The interesting this is, I think you may well be right. And I have a
hope that JKR is using the parody technique to set up some
interesting ethical and philisophical questions that will be
resolved, or maybe just revealed in DH. My *fear* is JKR chose to
use this sort of technique and it's run away from her and now she's
stuck writing about so-called good guys who actually do some pretty
horrible things all in the name of parody.
> >>Neri:
> The interesting thing is that, for me at least (and I think for many
> other readers) JKR's parody successfully generates a *more*
> believable world than if she was deliberately attempting serious
> world building.
> <snip>
> Sure, it's fun to play world building in the Potterverse and I do
> it a lot myself, but I don't see much point in blaming the Author
> for not doing well something she has never intended to do.
Betsy Hp:
I get that.
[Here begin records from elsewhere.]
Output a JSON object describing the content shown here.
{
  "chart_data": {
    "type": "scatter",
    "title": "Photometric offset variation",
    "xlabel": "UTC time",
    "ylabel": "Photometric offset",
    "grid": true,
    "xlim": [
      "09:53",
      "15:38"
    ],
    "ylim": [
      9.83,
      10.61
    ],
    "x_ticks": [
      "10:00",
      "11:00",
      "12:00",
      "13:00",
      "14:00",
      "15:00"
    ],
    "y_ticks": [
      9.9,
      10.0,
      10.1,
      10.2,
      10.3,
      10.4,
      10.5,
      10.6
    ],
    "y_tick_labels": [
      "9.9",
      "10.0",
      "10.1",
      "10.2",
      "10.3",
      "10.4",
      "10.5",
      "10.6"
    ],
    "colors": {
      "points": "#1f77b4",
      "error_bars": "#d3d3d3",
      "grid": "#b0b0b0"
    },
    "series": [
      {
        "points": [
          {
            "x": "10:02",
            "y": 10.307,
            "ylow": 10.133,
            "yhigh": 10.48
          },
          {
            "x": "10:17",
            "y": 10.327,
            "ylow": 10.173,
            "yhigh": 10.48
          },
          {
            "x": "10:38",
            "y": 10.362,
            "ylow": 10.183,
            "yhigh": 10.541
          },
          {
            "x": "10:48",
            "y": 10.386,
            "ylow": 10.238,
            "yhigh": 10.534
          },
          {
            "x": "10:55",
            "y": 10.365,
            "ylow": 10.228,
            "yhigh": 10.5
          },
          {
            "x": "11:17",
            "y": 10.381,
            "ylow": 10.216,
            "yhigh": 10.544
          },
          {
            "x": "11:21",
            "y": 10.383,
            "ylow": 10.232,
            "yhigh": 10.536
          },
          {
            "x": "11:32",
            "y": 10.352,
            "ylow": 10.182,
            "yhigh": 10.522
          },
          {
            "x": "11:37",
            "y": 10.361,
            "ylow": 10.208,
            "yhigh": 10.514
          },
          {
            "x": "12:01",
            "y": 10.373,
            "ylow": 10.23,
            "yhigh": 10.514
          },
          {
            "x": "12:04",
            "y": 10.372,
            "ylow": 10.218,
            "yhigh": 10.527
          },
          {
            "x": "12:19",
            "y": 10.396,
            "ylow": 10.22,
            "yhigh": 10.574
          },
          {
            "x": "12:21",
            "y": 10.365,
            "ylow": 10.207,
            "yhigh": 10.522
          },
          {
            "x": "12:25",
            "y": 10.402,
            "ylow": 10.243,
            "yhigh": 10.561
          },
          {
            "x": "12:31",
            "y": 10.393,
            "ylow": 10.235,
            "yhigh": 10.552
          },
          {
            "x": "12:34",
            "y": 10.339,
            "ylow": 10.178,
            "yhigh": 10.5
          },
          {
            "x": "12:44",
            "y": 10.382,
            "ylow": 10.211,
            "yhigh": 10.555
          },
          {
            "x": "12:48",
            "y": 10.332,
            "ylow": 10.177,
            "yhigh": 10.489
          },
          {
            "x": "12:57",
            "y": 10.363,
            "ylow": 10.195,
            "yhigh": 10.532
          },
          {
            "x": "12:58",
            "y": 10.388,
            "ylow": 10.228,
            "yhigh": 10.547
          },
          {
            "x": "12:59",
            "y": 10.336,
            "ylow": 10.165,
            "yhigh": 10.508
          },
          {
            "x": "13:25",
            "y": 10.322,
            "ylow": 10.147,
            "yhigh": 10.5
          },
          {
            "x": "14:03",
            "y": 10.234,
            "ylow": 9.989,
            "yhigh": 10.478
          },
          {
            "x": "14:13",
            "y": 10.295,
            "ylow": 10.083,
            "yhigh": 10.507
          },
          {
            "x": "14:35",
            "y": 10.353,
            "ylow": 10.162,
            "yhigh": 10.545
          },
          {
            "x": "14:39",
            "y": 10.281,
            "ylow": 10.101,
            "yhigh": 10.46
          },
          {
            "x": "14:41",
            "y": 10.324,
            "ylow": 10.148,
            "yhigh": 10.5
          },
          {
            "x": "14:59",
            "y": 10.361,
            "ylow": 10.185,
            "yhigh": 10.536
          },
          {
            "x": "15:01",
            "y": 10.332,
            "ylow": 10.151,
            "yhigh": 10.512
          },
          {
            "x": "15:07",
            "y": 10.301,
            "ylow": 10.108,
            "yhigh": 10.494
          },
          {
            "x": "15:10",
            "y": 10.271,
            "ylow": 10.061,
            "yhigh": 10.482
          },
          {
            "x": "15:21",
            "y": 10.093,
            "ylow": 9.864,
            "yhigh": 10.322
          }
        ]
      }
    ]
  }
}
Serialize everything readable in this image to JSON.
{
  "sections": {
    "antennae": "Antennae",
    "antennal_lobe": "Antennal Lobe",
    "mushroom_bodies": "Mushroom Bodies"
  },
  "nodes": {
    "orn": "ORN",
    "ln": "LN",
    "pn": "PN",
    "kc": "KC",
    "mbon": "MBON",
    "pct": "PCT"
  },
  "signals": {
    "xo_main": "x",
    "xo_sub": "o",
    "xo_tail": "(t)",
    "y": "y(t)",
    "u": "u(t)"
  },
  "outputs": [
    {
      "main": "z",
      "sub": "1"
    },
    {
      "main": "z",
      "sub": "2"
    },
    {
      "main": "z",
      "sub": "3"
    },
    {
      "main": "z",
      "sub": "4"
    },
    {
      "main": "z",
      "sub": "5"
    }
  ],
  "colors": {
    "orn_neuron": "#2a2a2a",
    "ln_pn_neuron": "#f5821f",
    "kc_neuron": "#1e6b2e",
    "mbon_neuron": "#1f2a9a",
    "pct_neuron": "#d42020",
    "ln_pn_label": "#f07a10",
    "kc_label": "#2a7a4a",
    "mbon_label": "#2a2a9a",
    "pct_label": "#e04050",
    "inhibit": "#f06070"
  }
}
For me, the issues come in when the lack of some sort of
basic foundation leads to a few jarring mistakes. And it also, IMO,
steals a bit of depth from the series. But of course that's more of
an aesthetics thing. I do wonder if JKR meant for her readers to see
the WW as such a brutal and ugly place, but I think that goes back to
the question or whether or not she *meant* to posit the various
ethical dilemmas that pop up throughout the books
http://groups.yahoo.com/group/HPforGrownups/message/167624
> >>Carol:
> <snip>
> But it really seems unfair to expect an author who sees
> herself as a writer of children's books, and who seems to be
> focusing primarily on plot, secondarily on characters and themes,
> and who seems to be quite consciously manipulating the point of
> view for her own purposes, to be overly concerned with world-
> building. Her world is our world with a difference, not a long-ago
> and faraway Secondary World.
> <snip>
Betsy Hp:
For one, doesn't JKR bristle at the idea that she's
writing "children's books"? For another, I think what's being
pointed out is that *not* being "overly concerned with world-
building" has not served her well. And finally, interestingly enough
I read JKR more for her characters than her plot. Weird, huh?